I told myself I’d get back into blogging. I told myself every Wednesday I would launch a new post. And then somehow, minutes turned into hours, hours into days and days into weeks. Suddenly I realized again, that time had slipped by.

I’m working on being kind to myself, a difficult task when you’re stuck inside the walls of your dwelling, and the inside of your skull. If you aren’t your own harshest critic, then I envy you. For most of the creatives I know, the voice that shouts them down the most, that berates them for days and hours and minutes “lost”, is their own.

I said to my phone: “hey google, how many days has it been since March 14th?” and google said:

Screenshot_20200805-161417_Google

144 days since lockdown (for me and the rest of California). When I see it written out like that my mind whirs. That feels like such a long time. It’s 20 and a half weeks. It’s 4.7 months. It’s half a baby in utero. That non existent baby in my uterus would be the size of an avocado. I love avocado’s! I’m a millennial after all.

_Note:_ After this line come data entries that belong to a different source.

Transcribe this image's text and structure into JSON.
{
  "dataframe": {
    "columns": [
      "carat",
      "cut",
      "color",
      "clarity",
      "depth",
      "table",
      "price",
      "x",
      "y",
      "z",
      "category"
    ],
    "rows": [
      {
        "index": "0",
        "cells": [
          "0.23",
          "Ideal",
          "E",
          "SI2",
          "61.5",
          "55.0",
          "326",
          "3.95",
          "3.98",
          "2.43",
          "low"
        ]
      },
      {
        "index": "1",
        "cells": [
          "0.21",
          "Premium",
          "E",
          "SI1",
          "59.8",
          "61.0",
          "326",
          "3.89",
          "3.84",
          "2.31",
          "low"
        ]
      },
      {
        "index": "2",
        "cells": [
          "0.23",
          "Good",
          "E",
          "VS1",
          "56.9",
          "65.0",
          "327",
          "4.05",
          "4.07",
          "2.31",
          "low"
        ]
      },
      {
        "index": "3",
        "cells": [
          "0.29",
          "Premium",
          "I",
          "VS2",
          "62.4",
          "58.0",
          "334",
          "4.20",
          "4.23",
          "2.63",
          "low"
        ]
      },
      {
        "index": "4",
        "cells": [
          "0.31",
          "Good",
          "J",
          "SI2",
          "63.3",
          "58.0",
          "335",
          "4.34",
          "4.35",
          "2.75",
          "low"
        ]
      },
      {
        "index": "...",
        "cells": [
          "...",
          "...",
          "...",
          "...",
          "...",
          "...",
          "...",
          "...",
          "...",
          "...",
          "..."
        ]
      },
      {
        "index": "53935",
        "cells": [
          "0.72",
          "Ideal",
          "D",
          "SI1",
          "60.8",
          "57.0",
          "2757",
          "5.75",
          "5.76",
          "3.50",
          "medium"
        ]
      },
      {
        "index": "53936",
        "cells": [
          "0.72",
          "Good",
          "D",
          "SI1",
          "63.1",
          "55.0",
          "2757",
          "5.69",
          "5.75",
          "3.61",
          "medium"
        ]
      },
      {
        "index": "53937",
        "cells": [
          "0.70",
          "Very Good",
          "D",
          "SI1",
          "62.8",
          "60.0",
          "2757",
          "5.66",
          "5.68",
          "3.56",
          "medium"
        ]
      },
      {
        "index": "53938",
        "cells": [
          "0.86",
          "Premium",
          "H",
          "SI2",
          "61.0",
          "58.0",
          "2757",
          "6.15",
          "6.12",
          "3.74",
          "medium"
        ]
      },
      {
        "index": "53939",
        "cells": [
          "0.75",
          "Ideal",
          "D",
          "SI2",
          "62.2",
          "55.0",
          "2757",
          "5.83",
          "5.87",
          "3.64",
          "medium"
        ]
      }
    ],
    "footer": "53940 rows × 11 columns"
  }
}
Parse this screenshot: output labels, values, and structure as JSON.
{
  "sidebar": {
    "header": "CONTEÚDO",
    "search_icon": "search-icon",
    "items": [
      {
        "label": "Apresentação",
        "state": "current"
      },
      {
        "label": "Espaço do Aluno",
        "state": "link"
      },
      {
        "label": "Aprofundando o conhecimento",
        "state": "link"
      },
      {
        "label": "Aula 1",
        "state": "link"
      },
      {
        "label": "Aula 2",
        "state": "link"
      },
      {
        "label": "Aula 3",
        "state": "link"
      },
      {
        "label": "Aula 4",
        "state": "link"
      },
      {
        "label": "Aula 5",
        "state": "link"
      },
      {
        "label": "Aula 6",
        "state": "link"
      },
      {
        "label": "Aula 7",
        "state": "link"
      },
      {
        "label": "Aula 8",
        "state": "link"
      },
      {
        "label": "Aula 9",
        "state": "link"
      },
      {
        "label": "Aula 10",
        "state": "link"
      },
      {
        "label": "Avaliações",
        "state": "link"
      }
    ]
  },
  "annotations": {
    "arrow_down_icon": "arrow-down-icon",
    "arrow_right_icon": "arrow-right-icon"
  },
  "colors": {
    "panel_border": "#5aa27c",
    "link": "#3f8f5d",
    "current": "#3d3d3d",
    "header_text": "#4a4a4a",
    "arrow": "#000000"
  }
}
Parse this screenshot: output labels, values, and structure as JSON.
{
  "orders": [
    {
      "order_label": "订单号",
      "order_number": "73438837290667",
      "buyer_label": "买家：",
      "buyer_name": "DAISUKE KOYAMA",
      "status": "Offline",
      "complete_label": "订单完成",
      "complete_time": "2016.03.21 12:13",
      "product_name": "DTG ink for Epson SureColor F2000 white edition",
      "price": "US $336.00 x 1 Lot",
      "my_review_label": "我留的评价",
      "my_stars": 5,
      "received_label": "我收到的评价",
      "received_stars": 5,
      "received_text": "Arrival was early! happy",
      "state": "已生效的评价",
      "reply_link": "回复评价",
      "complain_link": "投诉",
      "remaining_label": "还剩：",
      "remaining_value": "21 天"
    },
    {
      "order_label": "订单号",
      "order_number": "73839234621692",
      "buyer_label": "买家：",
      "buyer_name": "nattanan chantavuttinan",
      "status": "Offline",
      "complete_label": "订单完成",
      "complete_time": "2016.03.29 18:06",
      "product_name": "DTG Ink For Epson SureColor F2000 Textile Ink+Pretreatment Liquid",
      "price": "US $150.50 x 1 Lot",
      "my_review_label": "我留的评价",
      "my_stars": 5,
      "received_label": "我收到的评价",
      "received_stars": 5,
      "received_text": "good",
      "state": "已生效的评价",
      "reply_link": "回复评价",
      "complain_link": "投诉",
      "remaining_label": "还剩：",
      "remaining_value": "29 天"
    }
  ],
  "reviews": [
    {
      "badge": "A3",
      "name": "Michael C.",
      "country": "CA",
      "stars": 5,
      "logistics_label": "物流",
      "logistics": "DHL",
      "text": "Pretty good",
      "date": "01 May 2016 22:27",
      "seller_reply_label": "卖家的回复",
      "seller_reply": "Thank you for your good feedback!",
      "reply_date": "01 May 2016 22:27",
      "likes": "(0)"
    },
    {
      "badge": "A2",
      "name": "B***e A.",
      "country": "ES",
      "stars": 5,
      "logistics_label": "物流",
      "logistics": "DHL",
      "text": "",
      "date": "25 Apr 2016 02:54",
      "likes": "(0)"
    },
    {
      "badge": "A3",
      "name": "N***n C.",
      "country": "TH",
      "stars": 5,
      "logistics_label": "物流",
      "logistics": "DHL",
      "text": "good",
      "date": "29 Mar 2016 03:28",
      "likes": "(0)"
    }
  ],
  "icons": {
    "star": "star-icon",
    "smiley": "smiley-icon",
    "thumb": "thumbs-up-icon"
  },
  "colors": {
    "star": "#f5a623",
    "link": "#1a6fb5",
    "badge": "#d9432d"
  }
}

SO much has happened, and so little. The days speed up and slow down in a weird hour glass where some particles are made of sand, some of air, and some of mud. Time slips, floats and oozes as we make our way through the year 2020.

How bizarre.

I have no hot take on why time is doing what it is doing. I’m also into my early thirties now, so I feel like I’ve hit that age group that looks back at a year and says “is it the Christmas holiday season ALREADY?” And the answer is, no it isn’t QUITE yet.

But it will be.

144 days from now it will be December 27th.

So i’ll just pop in early and say Happy Holiday’s y’all.